Após ter assinado o Acordo de Munique com o Chanceler Adolf Hitler, o Primeiro-Ministro britânico, Neville Chamberlain, declarou : «Nestas circunstâncias, parece-me que apenas os imprudentes, os irresponsáveis ou os ignorantes podem desejar que o governo em funções siga uma outra política diferente daquela que definimos para nós mesmos, uma política de paz pela força… contra qualquer um que fosse temerário o suficiente para nos atacar.» Ora, sabemos bem aonde nos conduziu esta «sábia» política.
Casa Branca anuncia : «A doutrina da paz pela força — posta em prática pela Administração Trump — consolidou alianças e posicionou os Estados Unidos como uma força indispensável para a estabilidade global. À medida que estes resultados se somam, entramos inequivocamente numa Idade de Ouro da Grandeza Americana, que promete oportunidades e segurança ainda maiores para o futuro.» Com a «doutrina da paz pela força», a Administração Trump aumentou a despesa militar norte-americana de US$ 860 mil milhões (bilhões-br) de dólares no ano fiscal de 2025 para US$ 1. 450 mil milhões de dólares no ano fiscal de 2027.
A esses, somam-se US$ 488 mil milhões de dólares para o Departamento de Assuntos de Veteranos e outras verbas de tipo militar, que elevam a despesa militar anual dos Estados Unidos a mais de US$ 2 triliões de dólares, ou seja, a mais de um quarto da despesa pública do Governo federal. O custo real das guerras é largamente subestimado nos balanços oficiais : o custo da guerra contra o Irã, que segundo o Pentágono foi até agora de US$ 29 mil milhões, acaba estimado pela revista Forbes em quase US$ 200 bilhões de dólares.
O Programa de Alimentar Mundial prevê que o aumento de preço dos géneros alimentares reduz o acesso à alimentação às famílias pobres que já antes do conflito mal conseguiam permitir-se uma alimentação mínima.

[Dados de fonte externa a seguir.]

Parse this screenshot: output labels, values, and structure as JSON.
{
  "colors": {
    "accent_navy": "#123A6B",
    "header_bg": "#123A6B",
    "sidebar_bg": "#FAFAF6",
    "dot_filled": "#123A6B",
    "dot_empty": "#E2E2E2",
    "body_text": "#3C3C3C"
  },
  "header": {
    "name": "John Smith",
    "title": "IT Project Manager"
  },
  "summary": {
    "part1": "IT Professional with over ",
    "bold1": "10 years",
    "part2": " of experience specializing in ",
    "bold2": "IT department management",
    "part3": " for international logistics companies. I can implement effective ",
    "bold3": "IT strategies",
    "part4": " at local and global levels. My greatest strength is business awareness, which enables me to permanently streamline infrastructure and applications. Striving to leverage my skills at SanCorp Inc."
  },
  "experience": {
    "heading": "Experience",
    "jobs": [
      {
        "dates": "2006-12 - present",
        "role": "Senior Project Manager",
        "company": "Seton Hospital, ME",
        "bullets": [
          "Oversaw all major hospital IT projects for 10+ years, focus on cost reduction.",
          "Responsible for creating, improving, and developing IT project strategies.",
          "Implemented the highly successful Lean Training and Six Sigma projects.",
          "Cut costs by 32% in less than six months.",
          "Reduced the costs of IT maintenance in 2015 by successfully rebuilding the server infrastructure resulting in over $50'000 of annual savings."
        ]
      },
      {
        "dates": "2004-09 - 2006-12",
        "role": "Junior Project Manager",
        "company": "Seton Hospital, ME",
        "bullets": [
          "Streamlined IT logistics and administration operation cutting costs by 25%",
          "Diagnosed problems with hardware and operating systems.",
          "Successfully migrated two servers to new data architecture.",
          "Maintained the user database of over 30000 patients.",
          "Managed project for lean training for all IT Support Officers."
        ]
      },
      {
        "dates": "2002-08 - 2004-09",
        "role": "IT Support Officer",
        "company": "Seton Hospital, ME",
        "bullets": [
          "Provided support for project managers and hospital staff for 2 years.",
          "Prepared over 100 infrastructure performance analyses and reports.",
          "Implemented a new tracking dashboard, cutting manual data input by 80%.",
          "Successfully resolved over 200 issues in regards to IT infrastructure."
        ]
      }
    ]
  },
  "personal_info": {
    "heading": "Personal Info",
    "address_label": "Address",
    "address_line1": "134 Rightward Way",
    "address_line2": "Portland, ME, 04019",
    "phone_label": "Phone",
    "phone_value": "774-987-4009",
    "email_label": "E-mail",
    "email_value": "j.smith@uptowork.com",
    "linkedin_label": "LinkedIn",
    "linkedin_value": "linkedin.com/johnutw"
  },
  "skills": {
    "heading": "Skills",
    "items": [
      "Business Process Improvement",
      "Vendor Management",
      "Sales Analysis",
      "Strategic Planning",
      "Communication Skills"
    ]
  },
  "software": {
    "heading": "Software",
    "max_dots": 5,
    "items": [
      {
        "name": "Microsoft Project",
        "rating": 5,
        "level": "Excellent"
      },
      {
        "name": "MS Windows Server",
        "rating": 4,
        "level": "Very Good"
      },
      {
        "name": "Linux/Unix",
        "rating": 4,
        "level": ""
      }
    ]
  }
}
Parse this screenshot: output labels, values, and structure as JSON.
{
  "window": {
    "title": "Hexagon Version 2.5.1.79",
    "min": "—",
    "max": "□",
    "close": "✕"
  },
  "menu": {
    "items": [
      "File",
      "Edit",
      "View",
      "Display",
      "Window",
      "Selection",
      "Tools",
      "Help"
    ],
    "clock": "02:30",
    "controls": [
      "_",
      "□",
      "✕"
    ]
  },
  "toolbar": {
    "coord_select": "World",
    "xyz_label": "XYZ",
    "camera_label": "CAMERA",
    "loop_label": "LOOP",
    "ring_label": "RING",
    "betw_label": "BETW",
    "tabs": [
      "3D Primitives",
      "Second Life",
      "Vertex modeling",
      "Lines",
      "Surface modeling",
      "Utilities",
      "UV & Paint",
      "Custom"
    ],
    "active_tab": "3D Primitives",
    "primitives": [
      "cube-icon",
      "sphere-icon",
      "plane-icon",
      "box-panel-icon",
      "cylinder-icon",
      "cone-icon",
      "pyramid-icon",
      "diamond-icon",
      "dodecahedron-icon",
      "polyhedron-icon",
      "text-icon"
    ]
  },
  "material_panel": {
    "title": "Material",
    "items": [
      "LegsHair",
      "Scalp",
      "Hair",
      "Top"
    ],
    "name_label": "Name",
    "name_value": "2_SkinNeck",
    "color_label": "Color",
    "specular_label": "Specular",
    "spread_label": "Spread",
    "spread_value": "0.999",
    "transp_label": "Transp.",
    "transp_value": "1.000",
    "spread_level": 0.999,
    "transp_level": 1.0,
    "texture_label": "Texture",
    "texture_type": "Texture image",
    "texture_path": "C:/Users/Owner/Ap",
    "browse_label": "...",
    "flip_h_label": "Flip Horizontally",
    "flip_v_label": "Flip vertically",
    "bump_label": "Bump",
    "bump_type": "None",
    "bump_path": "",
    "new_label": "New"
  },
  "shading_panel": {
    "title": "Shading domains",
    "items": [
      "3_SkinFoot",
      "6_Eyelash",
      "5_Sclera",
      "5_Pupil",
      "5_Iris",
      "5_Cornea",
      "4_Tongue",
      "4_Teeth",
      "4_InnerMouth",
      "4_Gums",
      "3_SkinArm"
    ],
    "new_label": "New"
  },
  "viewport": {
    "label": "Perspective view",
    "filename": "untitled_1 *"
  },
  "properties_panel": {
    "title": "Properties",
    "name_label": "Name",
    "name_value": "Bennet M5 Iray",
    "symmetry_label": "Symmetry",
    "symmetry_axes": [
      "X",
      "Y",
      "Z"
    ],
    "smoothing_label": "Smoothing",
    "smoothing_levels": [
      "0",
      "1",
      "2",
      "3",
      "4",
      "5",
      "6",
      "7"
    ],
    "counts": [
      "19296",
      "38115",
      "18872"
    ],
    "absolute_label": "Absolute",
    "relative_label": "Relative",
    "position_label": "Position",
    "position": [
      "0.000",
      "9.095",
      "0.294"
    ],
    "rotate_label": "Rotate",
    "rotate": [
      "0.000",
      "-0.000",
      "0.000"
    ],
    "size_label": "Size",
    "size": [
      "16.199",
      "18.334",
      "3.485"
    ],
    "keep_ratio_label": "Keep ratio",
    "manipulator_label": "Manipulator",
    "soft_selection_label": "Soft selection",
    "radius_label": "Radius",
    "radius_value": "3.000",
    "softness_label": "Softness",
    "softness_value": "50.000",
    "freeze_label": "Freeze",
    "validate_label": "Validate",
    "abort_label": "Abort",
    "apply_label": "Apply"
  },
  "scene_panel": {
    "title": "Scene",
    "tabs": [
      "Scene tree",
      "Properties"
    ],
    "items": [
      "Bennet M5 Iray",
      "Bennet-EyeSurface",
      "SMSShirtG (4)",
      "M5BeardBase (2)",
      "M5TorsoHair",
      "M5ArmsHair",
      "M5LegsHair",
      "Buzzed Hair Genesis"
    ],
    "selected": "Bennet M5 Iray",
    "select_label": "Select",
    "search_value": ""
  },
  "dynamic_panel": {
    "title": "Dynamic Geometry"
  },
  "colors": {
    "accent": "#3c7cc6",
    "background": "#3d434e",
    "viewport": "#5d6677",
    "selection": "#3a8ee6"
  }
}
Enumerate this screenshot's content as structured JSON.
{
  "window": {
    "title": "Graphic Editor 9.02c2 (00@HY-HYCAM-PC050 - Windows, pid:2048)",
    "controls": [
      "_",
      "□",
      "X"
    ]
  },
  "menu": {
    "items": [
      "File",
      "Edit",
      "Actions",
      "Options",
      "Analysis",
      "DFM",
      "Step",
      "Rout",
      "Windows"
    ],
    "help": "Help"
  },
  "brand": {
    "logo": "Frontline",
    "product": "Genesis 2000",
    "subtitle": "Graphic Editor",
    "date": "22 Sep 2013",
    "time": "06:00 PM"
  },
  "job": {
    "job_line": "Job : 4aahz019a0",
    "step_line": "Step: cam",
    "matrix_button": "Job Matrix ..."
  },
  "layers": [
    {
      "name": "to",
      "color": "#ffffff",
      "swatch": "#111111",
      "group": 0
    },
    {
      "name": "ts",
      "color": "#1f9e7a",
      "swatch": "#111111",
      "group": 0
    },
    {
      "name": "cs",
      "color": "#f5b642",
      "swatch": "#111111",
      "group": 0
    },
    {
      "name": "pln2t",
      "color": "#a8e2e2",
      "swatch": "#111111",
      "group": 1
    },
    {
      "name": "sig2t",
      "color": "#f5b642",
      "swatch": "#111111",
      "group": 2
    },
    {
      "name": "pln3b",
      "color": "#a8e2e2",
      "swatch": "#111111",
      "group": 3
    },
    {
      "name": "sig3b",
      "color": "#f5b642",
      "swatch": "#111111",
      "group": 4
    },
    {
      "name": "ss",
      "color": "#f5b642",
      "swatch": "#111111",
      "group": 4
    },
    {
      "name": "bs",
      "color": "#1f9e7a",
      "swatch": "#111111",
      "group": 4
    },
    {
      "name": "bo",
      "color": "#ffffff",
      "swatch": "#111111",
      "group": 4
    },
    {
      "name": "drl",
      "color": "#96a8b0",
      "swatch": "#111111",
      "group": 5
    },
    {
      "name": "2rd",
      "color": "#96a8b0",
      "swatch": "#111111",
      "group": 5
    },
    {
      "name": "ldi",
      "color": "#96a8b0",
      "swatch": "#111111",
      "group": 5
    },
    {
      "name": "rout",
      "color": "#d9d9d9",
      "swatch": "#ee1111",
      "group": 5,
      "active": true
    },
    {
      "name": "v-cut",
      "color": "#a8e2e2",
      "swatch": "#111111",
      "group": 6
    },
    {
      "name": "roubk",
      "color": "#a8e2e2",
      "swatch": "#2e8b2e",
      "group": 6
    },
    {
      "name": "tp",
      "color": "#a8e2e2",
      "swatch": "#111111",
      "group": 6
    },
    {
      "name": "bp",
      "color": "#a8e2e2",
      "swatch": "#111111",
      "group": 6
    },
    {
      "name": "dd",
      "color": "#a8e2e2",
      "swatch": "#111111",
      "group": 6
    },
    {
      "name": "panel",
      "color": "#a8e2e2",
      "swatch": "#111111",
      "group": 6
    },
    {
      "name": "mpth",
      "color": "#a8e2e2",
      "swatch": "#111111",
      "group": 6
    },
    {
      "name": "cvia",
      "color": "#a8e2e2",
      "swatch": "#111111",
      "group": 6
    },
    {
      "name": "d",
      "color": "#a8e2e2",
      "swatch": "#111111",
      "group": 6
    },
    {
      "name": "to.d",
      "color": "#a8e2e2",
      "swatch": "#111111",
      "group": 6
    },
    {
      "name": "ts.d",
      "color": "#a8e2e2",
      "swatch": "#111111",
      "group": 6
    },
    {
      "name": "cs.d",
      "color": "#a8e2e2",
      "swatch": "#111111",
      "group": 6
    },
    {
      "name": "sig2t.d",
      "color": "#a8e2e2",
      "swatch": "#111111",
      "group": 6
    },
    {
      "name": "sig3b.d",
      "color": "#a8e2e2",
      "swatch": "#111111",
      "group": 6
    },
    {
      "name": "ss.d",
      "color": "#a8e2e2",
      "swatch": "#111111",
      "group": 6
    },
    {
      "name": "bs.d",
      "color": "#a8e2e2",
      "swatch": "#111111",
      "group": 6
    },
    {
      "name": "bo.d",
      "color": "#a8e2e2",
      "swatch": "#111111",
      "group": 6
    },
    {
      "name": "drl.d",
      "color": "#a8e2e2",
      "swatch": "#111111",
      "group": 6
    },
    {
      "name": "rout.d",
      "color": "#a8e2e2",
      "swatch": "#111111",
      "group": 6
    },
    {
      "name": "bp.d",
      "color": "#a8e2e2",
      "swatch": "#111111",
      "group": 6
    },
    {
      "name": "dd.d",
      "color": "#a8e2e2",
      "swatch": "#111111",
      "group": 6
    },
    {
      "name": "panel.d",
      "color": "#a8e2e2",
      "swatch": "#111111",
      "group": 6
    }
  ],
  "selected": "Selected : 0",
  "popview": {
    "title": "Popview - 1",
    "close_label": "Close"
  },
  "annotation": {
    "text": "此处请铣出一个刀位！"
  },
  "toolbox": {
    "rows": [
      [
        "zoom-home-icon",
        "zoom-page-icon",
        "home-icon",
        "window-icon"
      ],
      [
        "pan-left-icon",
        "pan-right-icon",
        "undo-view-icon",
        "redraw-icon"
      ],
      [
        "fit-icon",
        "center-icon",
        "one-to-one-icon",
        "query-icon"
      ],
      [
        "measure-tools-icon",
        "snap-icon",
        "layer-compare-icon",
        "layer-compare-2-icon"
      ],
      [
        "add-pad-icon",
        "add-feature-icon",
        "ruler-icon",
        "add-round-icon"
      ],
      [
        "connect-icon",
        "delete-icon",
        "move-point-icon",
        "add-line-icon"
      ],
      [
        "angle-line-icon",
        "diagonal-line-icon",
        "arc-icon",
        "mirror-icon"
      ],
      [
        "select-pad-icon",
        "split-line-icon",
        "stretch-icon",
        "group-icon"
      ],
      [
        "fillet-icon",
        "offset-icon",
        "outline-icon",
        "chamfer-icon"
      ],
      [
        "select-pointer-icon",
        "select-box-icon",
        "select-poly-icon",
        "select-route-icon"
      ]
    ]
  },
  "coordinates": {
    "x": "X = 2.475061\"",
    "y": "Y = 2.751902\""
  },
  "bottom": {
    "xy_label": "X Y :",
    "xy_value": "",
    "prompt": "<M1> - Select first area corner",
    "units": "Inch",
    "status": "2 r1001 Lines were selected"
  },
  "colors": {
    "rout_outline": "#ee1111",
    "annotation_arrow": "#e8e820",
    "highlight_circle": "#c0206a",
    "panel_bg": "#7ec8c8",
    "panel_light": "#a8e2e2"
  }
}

Para os 53 países para os quais há dados disponíveis, prevê-se que o número de pessoas que sofrerão de fome aguda deverá aumentar em 45 milhões — por comparação à referência pré-conflito de 318 milhões — se o conflito se prolongar até ao fim do segundo trimestre deste ano. Em geral, mais de 360 milhões de pessoas poderão encontrar-se numa situação de grave insegurança alimentar em 2026. Isto significa que milhões de pessoas a mais poderão morrer de fome. Deste modo, a guerra provoca muito mais vítimas do que as causadas pelos bombardeamentos.
Ao mesmo tempo, aumenta o perigo de guerra nuclear, seja no Médio-Oriente, onde Israel — o único país da região qu possui armas nucleares — poderia usá-las na guerra contra o Irão, seja na Europa, onde os Estados Unidos colocaram armas nucleares apontadas contra a Rússia. A Finlândia declarou querer revogar as restrições que proíbem a presença de armas nucleares no seu território, a fim de alinhar o país com a política de «dissuasão» da OTAN, após o ingresso na Aliança em 2023. Isto significa que armas nucleares norte-americanas — como as novas bombas nucleares B61-12 já colocadas na Itália e em outros países europeus — poderiam ser instaladas na Finlândia, à beira de São Petersburgo e de outros grandes centros urbanos. O Kremlin alertou que as armas nucleares na Finlândia constituiriam uma gravíssima ameaça para a Rússia. Assim, realizou exercícios nucleares, de 19 a 21 de Maio, nos quais participaram 64. 000 militares e 7. 800 lançadores de mísseis com ogivas nucleares.